Ce que disent les études d’épidémiologie
Le laboratoire de santé publique de l’Université de Harvard a suivi pendant dix ans 75 521 femmes âgées entre 38 et 63 ans, exemptes de maladies cardiovasculaires au début de l’étude (AJCN, 2000). L’étude a conclu que le risque de faire un infarctus du myocarde (attaque cardiaque) double chez les femmes dont l’alimentation est la plus riche en aliments à index glycémique élevé. Les chercheurs de Harvard ont pu également mettre en évidence que ce risque d’«attaque cardiaque» était encore beaucoup plus évident chez les femmes dont l’indice de masse corporelle* est supérieur ou égal à 23 (figure 3).
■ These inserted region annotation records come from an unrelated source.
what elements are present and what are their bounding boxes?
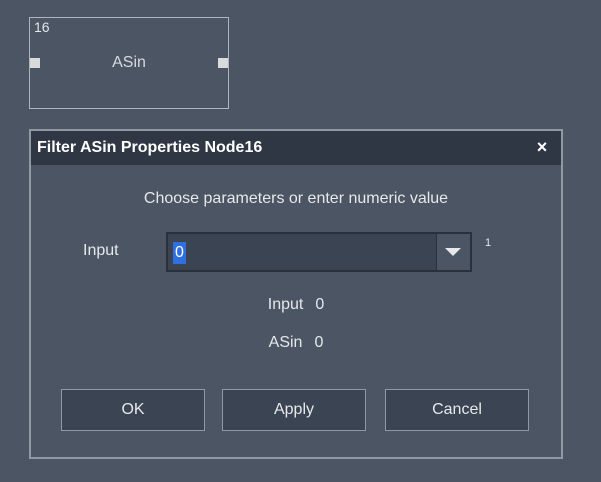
input-superscript: 1 [485, 237, 492, 249]
info-value: 0 [314, 334, 324, 351]
info-row-asin: ASin 0 [31, 334, 561, 352]
apply-button[interactable]: Apply [222, 389, 366, 431]
node-label: ASin [112, 54, 146, 71]
node-id: 16 [34, 19, 50, 35]
info-key: Input [267, 296, 304, 313]
info-value: 0 [315, 296, 325, 313]
dropdown-button[interactable] [436, 234, 470, 270]
input-value[interactable]: 0 [173, 242, 186, 264]
input-combobox[interactable]: 0 [166, 232, 472, 272]
properties-dialog: Filter ASin Properties Node16 × Choose p… [29, 129, 563, 459]
chevron-down-icon [445, 248, 461, 256]
cancel-button[interactable]: Cancel [385, 389, 529, 431]
dialog-titlebar[interactable]: Filter ASin Properties Node16 × [31, 131, 561, 165]
dialog-title: Filter ASin Properties Node16 [37, 139, 263, 156]
output-port[interactable] [218, 58, 228, 68]
info-row-input: Input 0 [31, 296, 561, 314]
input-label: Input [83, 242, 119, 259]
instruction-text: Choose parameters or enter numeric value [143, 190, 449, 207]
close-icon[interactable]: × [533, 137, 551, 157]
info-key: ASin [268, 334, 303, 351]
workspace-canvas[interactable]: 16 ASin Filter ASin Properties Node16 × … [0, 0, 601, 482]
ok-button[interactable]: OK [61, 389, 205, 431]
asin-node[interactable]: 16 ASin [29, 17, 229, 109]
Une étude hollandaise plus récente, publiée en 2007 dans la très sérieuse revue médicale Journal of American College of Cardiology a confirmé l’implication certaine des aliments à index glycémique élevé dans la genèse des accidents cardiovasculaires. Le risque d’attaque cardiaque est augmenté de 44% et celui de l’accident vasculaire cérébral de 55%. Dans cette étude, ce sont essentiellement les femmes en surpoids (indice de masse corporelle ≥25) qui voient ce risque augmenter.
Explications physiologiques
Les mécanismes impliqués dans l’augmentation du risque des maladies cardiovasculaires associée à une consommation excessive d’aliments à index glycémique élevé ne sont pas encore clairement élucidés, mais quelques pistes sérieuses sont évoquées. Le stress oxydatif généré par les pics de glycémie et d’insuline est de plus en plus souvent mis en cause pour expliquer l’effet négatif sur les artères des aliments à index glycémique élevé, tels que le pain blanc. Une autre piste à explorer est l’impact de l’index glycémique sur le profil lipidique (cholestérol total, «bon» et «mauvais» cholestérol et triglycérides).
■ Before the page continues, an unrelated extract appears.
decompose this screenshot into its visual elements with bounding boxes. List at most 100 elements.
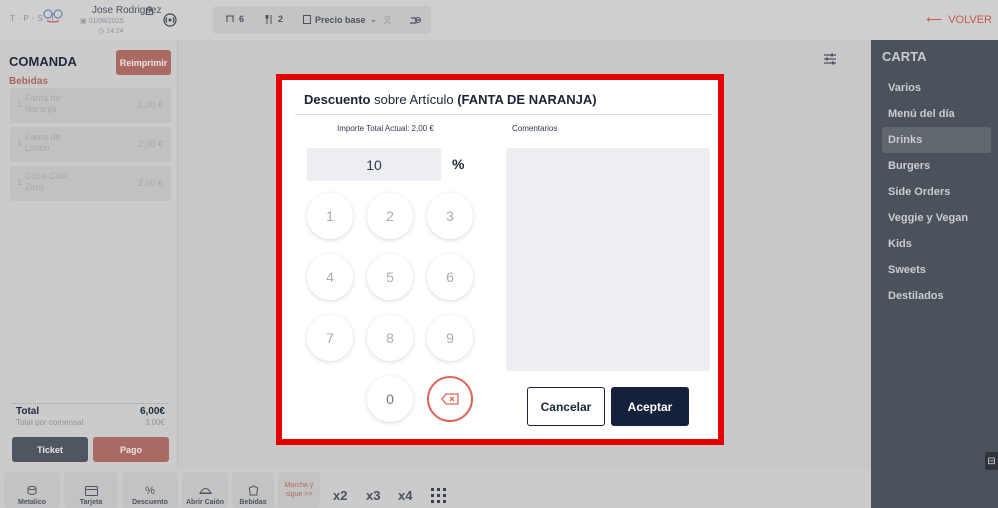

Le Dr Frost a démontré que les aliments à index glycémique bas, tels que les haricots verts, augmentent le taux de «bon cholestérol», tandis que des aliments à index glycémique élevé, tels que les pommes de terre, le diminue. Cela pourrait expliquer le rôle protecteur des aliments à index glycémique faible, car l’augmentation du «bon cholestérol» est associée à une diminution du risque des maladies cardiovasculaires. L’hypothèse selon laquelle certains types de carbohydrates sont meilleurs pour augmenter le cholestérol est fascinante et mérite d’y prêter une attention toute particulière (figure 4).
Non aux «attaques cardiaques et cérébrales»
Pour cela, il faut suivre les recommandations de Jennie Brand-Miller, professeur de nutrition humaine à l’Université de Sydney, considérée aujourd’hui comme la spécialiste mondiale de l’index glycémique (figure 5). On devrait également suivre les conseils du professeur genevois Alain Golay, autre spécialiste de renommée mondiale de l’obésité qui recommande «un mode de vie à 80/20». En d’autres termes, «il faut viser 80% de nourriture équilibrée et 20% de dérapage contrôlé», donc «un jour sur cinq, nous pouvons nous faire plaisir». Nous concluons donc que nous sommes autorisés à manger des aliments à index glycémique élevé, mais seulement un jour sur cinq!